The solubility proudct of a salt having formula `M_(2)X_(3)` is `2.2 xx 10^(-20)`. If the solubility of an another salt having formula `M_(2)X` is twice the molar solubility of `M_(2)X_(3)`, the solubility product of `M_(2)X` is

To solve the problem, we need to find the solubility product of the salt \( M_2X \) given the solubility product of the salt \( M_2X_3 \) and the relationship between their solubilities. ### Step-by-Step Solution: 1. **Identify the solubility product expression for \( M_2X_3 \)**: The formula for the salt \( M_2X_3 \) indicates that it dissociates in the following manner: \[ M_2X_3 (s) \rightleftharpoons 2M^{2+} (aq) + 3X^{3-} (aq) \] The solubility product \( K_{sp} \) for this salt can be expressed as: \[ K_{sp} = [M^{2+}]^2 [X^{3-}]^3 \] Let the molar solubility of \( M_2X_3 \) be \( s \).

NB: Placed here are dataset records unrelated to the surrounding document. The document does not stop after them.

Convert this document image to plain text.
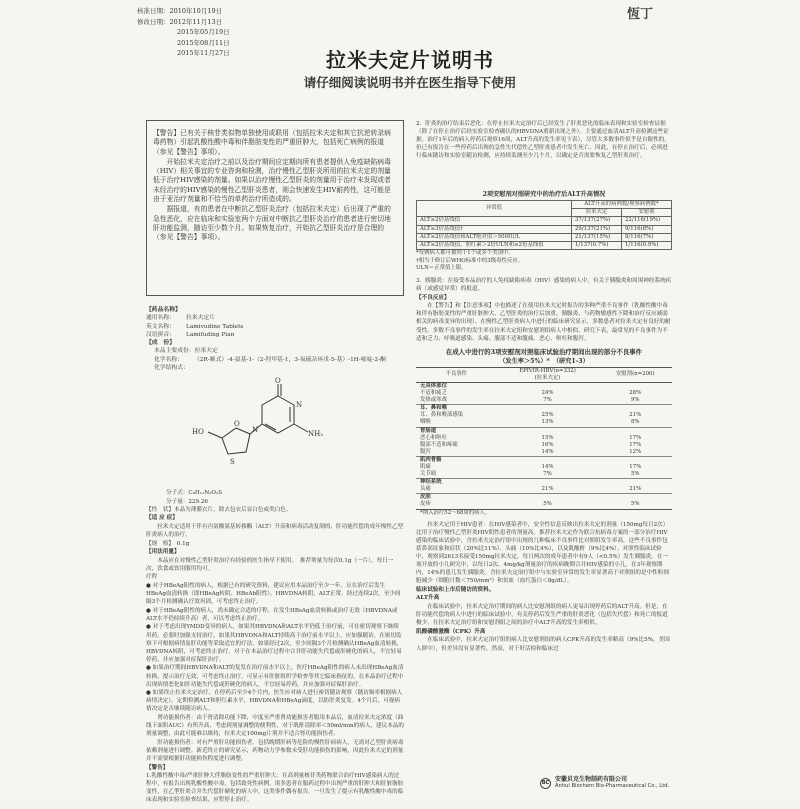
核准日期：2010年10月19日
修改日期：2012年11月13日
2015年05月19日
2015年08月11日
2015年11月27日
恆丁
拉米夫定片说明书
请仔细阅读说明书并在医生指导下使用

【警告】已有关于核苷类似物单独使用或联用（包括拉米夫定和其它抗逆转录病毒药物）引起乳酸性酸中毒和伴脂肪变性的严重肝肿大，包括死亡病例的报道（参见【警告】事项）。

开始拉米夫定治疗之前以及治疗期间应定期向所有患者提供人免疫缺陷病毒（HIV）相关事宜的专业咨询和检测，治疗慢性乙型肝炎所用的拉米夫定的剂量低于治疗HIV感染的剂量。如果以治疗慢性乙型肝炎的剂量用于治疗未发现或者未经治疗的HIV感染的慢性乙型肝炎患者，则会快速发生HIV耐药性，这可能是由于亚治疗剂量和不恰当的单药治疗所造成的。

据报道，有的患者在中断抗乙型肝炎治疗（包括拉米夫定）后出现了严重的急性恶化，应在临床和实验室两个方面对中断抗乙型肝炎治疗的患者进行密切地肝功能监测，随访至少数个月。如果恢复治疗，开始抗乙型肝炎治疗是合理的（参见【警告】事项）。

【药品名称】
通用名称：	拉米夫定片
英文名称：	Lamivudine Tablets
汉语拼音：	Lamifuding Pian
【成　份】
本品主要成份：拉米夫定
化学名称：	（2R-顺式）-4-氨基-1-（2-羟甲基-1，3-氧硫杂环戊-5-基）-1H-嘧啶-2-酮
化学结构式：
O
NH₂
N
N
S
O
HO
分子式：C₈H₁₁N₃O₃S
分子量：229.26

【性　状】本品为薄膜衣片，除去包衣后显白色或类白色。

【适 应 症】

拉米夫定适用于伴有丙氨酸氨基转移酶（ALT）升高和病毒活动复制的、肝功能代偿的成年慢性乙型肝炎病人的治疗。

【规　格】　0.1g

【用法用量】

本品应在对慢性乙型肝炎治疗有经验的医生指导下使用。　推荐剂量为每次0.1g（一片），每日一次，饮食或饮用服用均可。

疗程

● 对于HBeAg阳性的病人，根据已有的研究资料，建议应用本品治疗至少一年。且在治疗后发生HBeAg血清转换（即HBeAg转阴、HBeAb阳性），HBVDNA转阴，ALT正常，经过连续2次，至少间隔3个月检测确认疗效巩固，可考虑终止治疗。

● 对于HBeAg阴性的病人，尚未确定合适的疗程。在发生HBsAg血清转换或治疗无效（HBVDNA或ALT水平仍持续升高）者，可以考虑终止治疗。

● 对于考虑出现YMDD变异的病人，如果其HBVDNA和ALT水平仍低于治疗前，可在密切观察下继续用药。必要时加强支持治疗。如果其HBVDNA和ALT持续高于治疗前水平以上，应加强随访。在密切监察下可根据病情及肝功能等采取适宜的疗法，如果经过2次，至少间隔3个月检测确认HBeAg血清转换，HBVDNA转阴，可考虑终止治疗。对于在本品治疗过程中合并肝功能失代偿或肝硬化的病人，不宜轻易停药，并应加强对症保肝治疗。

● 如果治疗期间HBVDNA和ALT的复发在治疗前水平以上，医疗HBeAg阳性的病人未出现HBeAg血清转换，提示治疗无效，可考虑终止治疗，可显示有肝脏组织学检查等其它临床指征的，在本品治疗过程中出现病情恶化如肝功能失代偿或肝硬化的病人，不宜轻易停药，并应加强对症保肝治疗。

● 如果终止拉米夫定治疗，在停药后至少4个月内，医生应对病人进行密切随访观察（随访频率根据病人病情决定），定期检测ALT和胆红素水平，HBVDNA和HBeAg滴度，以防肝炎复发。4个月后，可视病情决定是否继续随访病人。

肾功能损伤者：由于肾清除功能下降，中度至严重肾功能损害者服用本品后，血清拉米夫定浓度（曲线下面积AUC）有所升高，考虑到剂量调整的便利性，对于肌酐清除率＜50ml/min的病人，建议本品的剂量调整，由此可能难以维持，拉米夫定100mg片剂并不适合肾功能损伤者。

肝功能损伤者：对有严重肝功能损伤者，包括晚期肝病等危险的慢性肝病病人，无需对乙型肝炎病毒依赖剂量进行调整。新近终止的研究显示，药物动力学参数未受肝功能损伤的影响，因此拉米夫定的剂量并不需要根据肝功能损伤程度进行调整。

【警告】

1.乳酸性酸中毒/严重肝肿大伴脂肪变性的严重肝肿大：在高剂量核苷类药物联合治疗HIV感染病人的过程中，有报告出现乳酸性酸中毒，包括致死性病例。诸多患者在服药过程中出现严重的肝肿大和肝脏脂肪变性，在乙型肝炎合并失代偿肝硬化的病人中，这类事件偶有报告。一旦发生了提示有乳酸性酸中毒的临床表现和实验室检查结果，应暂停止治疗。

2．肝炎的治疗结束后恶化：在停止拉米夫定治疗后已经发生了肝炎恶化的临床表现和实验室检查证据（除了在停止治疗后经实验室检查确认的HBVDNA重新出现之外）。主要通过血清ALT升高检测这些证据。治疗1年后的病人停药后观察16周，ALT升高的发生率见下表），尽管大多数事件似乎是自限性的，但已有报告在一些停药后出现的急性失代偿性乙型肝炎患者中发生死亡。因此，在停止治疗后，必须进行临床随访和实验室随访检测，应持续监测至少几个月，以确定是否需要恢复乙型肝炎治疗。

2项安慰剂对照研究中的治疗后ALT升高情况
异常值	ALT升高的病例数/观察病例数*	
	拉米夫定	安慰剂
ALT≥2倍基线值	37/137(27%)	22/116(19%)
ALT≥3倍基线值†	29/137(21%)	9/116(8%)
ALT≥2倍基线值和ALT绝对值＞500IU/L	21/137(15%)	8/116(7%)
ALT≥2倍基线值，胆红素＞2倍ULN和≥2倍基线值	1/137(0.7%)	1/116(0.9%)
*每例病人都可被列于1个或多个类别中。
†相当于修订后WHO标准中的3级毒性反应。
ULN＝正常值上限。

3．胰腺炎：在接受本品治疗的人免疫缺陷病毒（HIV）感染的病人中，有关于胰腺炎和周围神经系统疾病（或感觉异常）的报道。

【不良反应】

在【警告】和【注意事项】中也描述了在使用拉米夫定时报告的多种严重不良事件（乳酸性酸中毒和伴有脂肪变性的严重肝脏肿大、乙型肝炎的治疗后加重、胰腺炎、与药物敏感性下降和治疗反应减弱相关的病毒变异的出现）。在慢性乙型肝炎病人中进行的临床研究显示，多数患者对拉米夫定有良好的耐受性。多数不良事件的发生率在拉米夫定组和安慰剂组病人中相似。研究下表，最常见的不良事件为不适和乏力、呼吸道感染、头痛、腹部不适和腹痛、恶心、呕吐和腹泻。

在成人中进行的3项安慰剂对照临床试验治疗期间出现的部分不良事件
（发生率＞5%）*　（研究1-3）
不良事件	EPIVIR-HBV(n=332)
(拉米夫定)	安慰剂(n=200)
无具体部位		
不适和疲乏	24%	28%
发热或寒战	7%	9%
耳、鼻和喉		
耳、鼻和喉部感染	25%	21%
咽喉	13%	8%
胃肠道		
恶心和呕吐	15%	17%
腹部不适和疼痛	16%	17%
腹泻	14%	12%
肌肉骨骼		
肌痛	14%	17%
关节痛	7%	5%
神经系统		
头痛	21%	21%
皮肤		
皮疹	5%	5%
*纳入治疗52～68周的病人。		

拉米夫定用于HIV患者：在HIV感染者中，安全性信息反映出拉米夫定的剂量（150mg每日2次）比用于治疗慢性乙型肝炎HIV阴性患者的剂量高。推荐拉米夫定作为联合抗病毒方案的一部分治疗HIV感染的临床试验中，含拉米夫定治疗组中出现的几种临床不良事件比对照组发生率高，这些不良事件包括鼻部征象和症状（20%比11%）、头痛（10%比4%），以及肌酸酐（9%比4%）。对照性临床试验中，观察到2613名接受150mg拉米夫定，每日两次的成年患者中有9人（<0.5%）发生胰腺炎。在一项开放的小儿研究中，以每日2次、4mg/kg剂量治疗的疾病晚期合并HIV感染的小儿，在3年观察期内，14%的患儿发生胰腺炎。含拉米夫定治疗组中与实验室异常的发生率显著高于对照组的是中性粒细胞减少（细胞计数＜750/mm³）和贫血（血红蛋白＜8g/dL）。

临床试验和上市后随访的资料。

ALT升高

在临床试验中，拉米夫定治疗期间的病人比安慰剂组的病人更易出现停药后的ALT升高。但是，在肝功能代偿的病人中进行的临床试验中，有关停药后发生严重的肝炎恶化（包括失代偿）和死亡的报道极少。在拉米夫定治疗组和安慰剂组之间的治疗中ALT升高的发生率相似。

肌酸磷酸激酶（CPK）升高

在临床试验中，拉米夫定治疗组的病人比安慰剂组的病人CPK升高的发生率略高（9%比5%，美国人群中），但差异没有显著性。然而，对于肝活检和临床过

BC 安徽贝克生物制药有限公司
Anhui Biochem Bio-Pharmaceutical Co., Ltd.
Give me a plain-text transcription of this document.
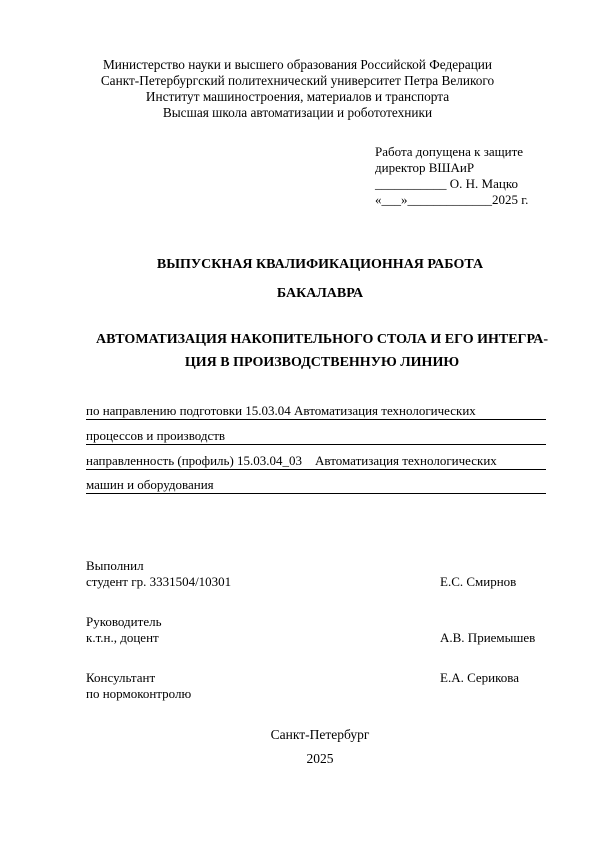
Министерство науки и высшего образования Российской Федерации
Санкт-Петербургский политехнический университет Петра Великого
Институт машиностроения, материалов и транспорта
Высшая школа автоматизации и робототехники
Работа допущена к защите
директор ВШАиР
___________ О. Н. Мацко
«___»_____________2025 г.
ВЫПУСКНАЯ КВАЛИФИКАЦИОННАЯ РАБОТА
БАКАЛАВРА
АВТОМАТИЗАЦИЯ НАКОПИТЕЛЬНОГО СТОЛА И ЕГО ИНТЕГРА-
ЦИЯ В ПРОИЗВОДСТВЕННУЮ ЛИНИЮ
по направлению подготовки 15.03.04 Автоматизация технологических
процессов и производств
направленность (профиль) 15.03.04_03    Автоматизация технологических
машин и оборудования
Выполнил
студент гр. 3331504/10301	Е.С. Смирнов
Руководитель
к.т.н., доцент	А.В. Приемышев
Консультант	Е.А. Серикова
по нормоконтролю
Санкт-Петербург
2025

Then: \[ [M^{2+}] = 2s \quad \text{and} \quad [X^{3-}] = 3s \] Substituting these into the solubility product expression gives: \[ K_{sp} = (2s)^2 (3s)^3 = 4s^2 \cdot 27s^3 = 108s^5 \] 2. **Set the known value of \( K_{sp} \)**: We know from the problem that \( K_{sp} \) for \( M_2X_3 \) is \( 2.2 \times 10^{-20} \): \[ 108s^5 = 2.2 \times 10^{-20} \] Solving for \( s \): \[ s^5 = \frac{2.2 \times 10^{-20}}{108} \approx 2.037 \times 10^{-22} \] \[ s = (2.037 \times 10^{-22})^{1/5} \] 3. **Calculate the solubility \( s \)**: Using a calculator: \[ s \approx 1.58 \times 10^{-5} \, \text{mol/L} \] 4. **Determine the solubility of \( M_2X \)**: The solubility of the salt \( M_2X \) is given to be twice that of \( M_2X_3 \): \[ \text{Solubility of } M_2X = 2s = 2 \times 1.58 \times 10^{-5} \approx 3.16 \times 10^{-5} \, \text{mol/L} \] 5. **Write the dissociation equation for \( M_2X \)**: The dissociation of \( M_2X \) can be represented as: \[ M_2X (s) \rightleftharpoons 2M^{2+} (aq) + X^{2-} (aq) \] The solubility product \( K_{sp} \) for this salt is: \[ K_{sp} = [M^{2+}]^2 [X^{2-}] \] With the solubility of \( M_2X \) being \( 3.16 \times 10^{-5} \): \[ [M^{2+}] = 2(3.16 \times 10^{-5}) = 6.32 \times 10^{-5} \] \[ [X^{2-}] = 3.16 \times 10^{-5} \] 6. **Substituting into the \( K_{sp} \) expression**: \[ K_{sp} = (6.32 \times 10^{-5})^2 (3.16 \times 10^{-5}) = 4.00 \times 10^{-9} \times 3.16 \times 10^{-5} \approx 1.26 \times 10^{-13} \] ### Final Answer: The solubility product of \( M_2X \) is approximately \( 1.26 \times 10^{-13} \).